Хорошо еще, что с тральщика догадались сбросить буй. Парусность у него больше, чем у торпеды, его отнесет, но он все-таки хоть приблизительно будет указывать место.
Погас прожектор.
- Что там? - спросил Матвей.
- Опять замыкание, - ответил Широков.
Это было уже в третий раз. Где-то, видимо, пробило кабель, а волна то и дело захлестывает мостик. Широков, подсвечивая фонариком, осматривал кабель. Потом спустился в боевую рубку и долго возился там. Матвей тоже спустился в рубку и присел рядом с матросом. Широков покосился на него и ничего не сказал. Последнее время матрос стал угрюм и неразговорчив, сторонился товарищей.
- Что это вы грустите? - спросил Матвей. Матрос усмехнулся:
- Вы ведь, товарищ лейтенант, меня уже спрашивали об этом.
Только теперь Матвей вспомнил, что действительно спрашивал Широкова, и, кажется, не раз, но так и не узнал, в чем дело.

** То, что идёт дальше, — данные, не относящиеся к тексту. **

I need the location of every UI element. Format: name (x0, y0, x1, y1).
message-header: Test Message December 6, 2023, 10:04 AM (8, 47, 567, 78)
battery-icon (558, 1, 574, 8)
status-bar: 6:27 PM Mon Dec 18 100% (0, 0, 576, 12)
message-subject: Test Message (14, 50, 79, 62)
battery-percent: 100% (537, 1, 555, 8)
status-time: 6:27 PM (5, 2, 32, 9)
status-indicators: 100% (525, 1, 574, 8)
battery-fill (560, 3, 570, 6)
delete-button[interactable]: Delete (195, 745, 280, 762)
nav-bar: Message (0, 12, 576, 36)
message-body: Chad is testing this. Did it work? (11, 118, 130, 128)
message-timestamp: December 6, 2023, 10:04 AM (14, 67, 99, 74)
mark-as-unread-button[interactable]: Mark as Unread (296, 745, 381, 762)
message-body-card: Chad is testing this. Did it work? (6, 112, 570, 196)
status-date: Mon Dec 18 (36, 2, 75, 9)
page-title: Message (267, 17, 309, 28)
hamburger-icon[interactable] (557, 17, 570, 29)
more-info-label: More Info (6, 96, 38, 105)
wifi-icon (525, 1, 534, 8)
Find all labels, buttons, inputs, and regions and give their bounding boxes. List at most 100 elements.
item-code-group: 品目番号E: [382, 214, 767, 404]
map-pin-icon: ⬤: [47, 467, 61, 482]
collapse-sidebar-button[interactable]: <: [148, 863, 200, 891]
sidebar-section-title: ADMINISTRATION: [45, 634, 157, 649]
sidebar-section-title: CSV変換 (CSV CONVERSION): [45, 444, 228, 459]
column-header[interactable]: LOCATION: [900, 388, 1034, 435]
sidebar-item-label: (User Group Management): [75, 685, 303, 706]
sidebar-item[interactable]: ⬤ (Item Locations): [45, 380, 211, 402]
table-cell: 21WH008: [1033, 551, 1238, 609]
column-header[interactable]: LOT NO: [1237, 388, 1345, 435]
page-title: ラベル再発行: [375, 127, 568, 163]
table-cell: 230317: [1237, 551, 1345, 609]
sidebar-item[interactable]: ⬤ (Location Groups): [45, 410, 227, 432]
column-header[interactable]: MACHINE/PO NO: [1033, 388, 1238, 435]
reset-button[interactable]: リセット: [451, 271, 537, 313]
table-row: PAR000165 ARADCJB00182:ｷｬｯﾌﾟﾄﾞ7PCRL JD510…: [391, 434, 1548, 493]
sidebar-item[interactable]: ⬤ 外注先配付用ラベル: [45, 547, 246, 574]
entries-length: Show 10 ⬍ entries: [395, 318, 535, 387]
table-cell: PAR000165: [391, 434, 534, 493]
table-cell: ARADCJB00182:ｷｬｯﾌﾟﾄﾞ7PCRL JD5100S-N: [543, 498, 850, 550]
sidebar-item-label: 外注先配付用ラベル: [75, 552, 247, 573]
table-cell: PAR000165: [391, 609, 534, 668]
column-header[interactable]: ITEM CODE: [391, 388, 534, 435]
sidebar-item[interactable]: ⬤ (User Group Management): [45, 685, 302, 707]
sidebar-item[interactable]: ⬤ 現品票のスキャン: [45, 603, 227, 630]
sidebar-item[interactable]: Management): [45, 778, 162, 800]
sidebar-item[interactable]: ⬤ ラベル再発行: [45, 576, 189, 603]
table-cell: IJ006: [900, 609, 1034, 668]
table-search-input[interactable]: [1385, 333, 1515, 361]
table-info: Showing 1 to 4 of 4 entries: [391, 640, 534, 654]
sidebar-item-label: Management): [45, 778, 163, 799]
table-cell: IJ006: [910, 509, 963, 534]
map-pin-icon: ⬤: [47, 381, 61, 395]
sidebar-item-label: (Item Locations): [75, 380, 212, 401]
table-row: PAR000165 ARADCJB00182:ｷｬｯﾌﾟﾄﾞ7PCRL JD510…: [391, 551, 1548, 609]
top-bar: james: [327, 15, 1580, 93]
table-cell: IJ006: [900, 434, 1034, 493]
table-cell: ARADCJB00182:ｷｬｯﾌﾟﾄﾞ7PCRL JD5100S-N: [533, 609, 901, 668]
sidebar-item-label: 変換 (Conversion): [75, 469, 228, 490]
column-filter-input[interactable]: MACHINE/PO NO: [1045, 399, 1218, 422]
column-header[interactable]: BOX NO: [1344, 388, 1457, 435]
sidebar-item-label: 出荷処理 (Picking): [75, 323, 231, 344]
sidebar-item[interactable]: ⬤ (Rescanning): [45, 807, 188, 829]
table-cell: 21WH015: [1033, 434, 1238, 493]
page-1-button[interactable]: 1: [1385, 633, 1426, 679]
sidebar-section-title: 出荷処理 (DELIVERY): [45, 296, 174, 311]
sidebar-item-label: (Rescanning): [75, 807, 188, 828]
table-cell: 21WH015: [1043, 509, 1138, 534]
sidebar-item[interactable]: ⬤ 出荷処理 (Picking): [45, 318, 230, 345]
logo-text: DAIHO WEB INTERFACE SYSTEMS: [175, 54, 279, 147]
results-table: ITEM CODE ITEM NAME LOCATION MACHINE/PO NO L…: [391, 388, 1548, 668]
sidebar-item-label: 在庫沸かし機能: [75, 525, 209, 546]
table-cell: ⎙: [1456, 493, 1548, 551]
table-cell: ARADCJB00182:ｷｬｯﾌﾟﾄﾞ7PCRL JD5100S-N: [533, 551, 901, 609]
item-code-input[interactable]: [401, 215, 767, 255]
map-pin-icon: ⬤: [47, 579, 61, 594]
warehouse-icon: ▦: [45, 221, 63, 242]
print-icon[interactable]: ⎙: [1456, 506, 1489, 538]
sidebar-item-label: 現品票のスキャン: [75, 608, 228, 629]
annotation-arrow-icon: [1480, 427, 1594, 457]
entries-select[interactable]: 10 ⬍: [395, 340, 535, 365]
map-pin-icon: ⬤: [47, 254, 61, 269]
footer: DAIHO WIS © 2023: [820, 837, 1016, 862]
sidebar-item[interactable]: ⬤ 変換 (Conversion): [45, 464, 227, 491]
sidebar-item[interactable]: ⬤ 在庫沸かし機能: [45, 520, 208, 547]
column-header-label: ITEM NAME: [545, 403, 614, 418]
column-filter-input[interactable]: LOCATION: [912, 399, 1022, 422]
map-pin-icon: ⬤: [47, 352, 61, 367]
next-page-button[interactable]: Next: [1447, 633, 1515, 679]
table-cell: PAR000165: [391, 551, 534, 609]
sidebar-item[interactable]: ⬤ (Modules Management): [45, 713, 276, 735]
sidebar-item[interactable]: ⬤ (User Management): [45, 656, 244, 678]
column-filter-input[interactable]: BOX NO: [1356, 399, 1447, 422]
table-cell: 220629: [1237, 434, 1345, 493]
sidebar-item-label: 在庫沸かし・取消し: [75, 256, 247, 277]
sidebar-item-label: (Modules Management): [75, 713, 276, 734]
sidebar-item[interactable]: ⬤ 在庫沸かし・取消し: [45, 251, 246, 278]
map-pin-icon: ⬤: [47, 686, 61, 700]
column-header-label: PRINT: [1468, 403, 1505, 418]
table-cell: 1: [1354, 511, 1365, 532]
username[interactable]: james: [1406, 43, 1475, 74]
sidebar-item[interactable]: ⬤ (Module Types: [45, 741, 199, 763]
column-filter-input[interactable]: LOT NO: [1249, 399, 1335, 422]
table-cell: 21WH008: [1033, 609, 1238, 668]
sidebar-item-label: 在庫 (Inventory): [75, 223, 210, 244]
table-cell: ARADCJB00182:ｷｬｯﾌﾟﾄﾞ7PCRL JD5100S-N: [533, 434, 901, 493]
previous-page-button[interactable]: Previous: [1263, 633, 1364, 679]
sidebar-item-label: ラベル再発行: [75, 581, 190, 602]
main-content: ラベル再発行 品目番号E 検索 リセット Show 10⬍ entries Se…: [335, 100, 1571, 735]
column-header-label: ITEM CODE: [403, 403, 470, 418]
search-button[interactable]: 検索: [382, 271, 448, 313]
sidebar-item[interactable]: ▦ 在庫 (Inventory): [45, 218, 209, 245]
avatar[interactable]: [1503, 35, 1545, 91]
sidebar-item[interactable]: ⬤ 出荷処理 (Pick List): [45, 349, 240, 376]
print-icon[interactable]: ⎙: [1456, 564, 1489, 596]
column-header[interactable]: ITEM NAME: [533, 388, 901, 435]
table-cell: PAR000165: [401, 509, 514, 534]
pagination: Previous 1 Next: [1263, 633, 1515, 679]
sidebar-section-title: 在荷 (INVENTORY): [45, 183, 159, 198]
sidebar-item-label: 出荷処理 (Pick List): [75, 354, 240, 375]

- Так что же у вас все-таки приключилось?
- Ничего интересного. Так, мелочи жизни, - уклонился от прямого ответа Широков.
Матвей вдруг подумал, что совсем не знает этого матроса. То есть знает, что со своими обязанностями он справляется хорошо, исполнительный, умелый специалист. И только. А как человек? А что у него на душе, что он любит, о чем думает?
Что он мог сказать сейчас о Широкове? А о других? Может быть, несколько лучше он знал только Бодрова.
Видимо, матросы замечали его привычку уходить в себя. Это, наверное, обижало их. Вот и Широков не доверяет ему. Значит, Матвей не сумел расположить его к себе.
Что же происходит с матросом? Неприятностей по службе у него не было, ни с кем вроде не ссорился. Может, в городе? Но Широков редко ходит на берег. А почему? Да, ведь он женат. Единственный из его подчиненных женатый матрос. Может быть, дома что-нибудь случилось?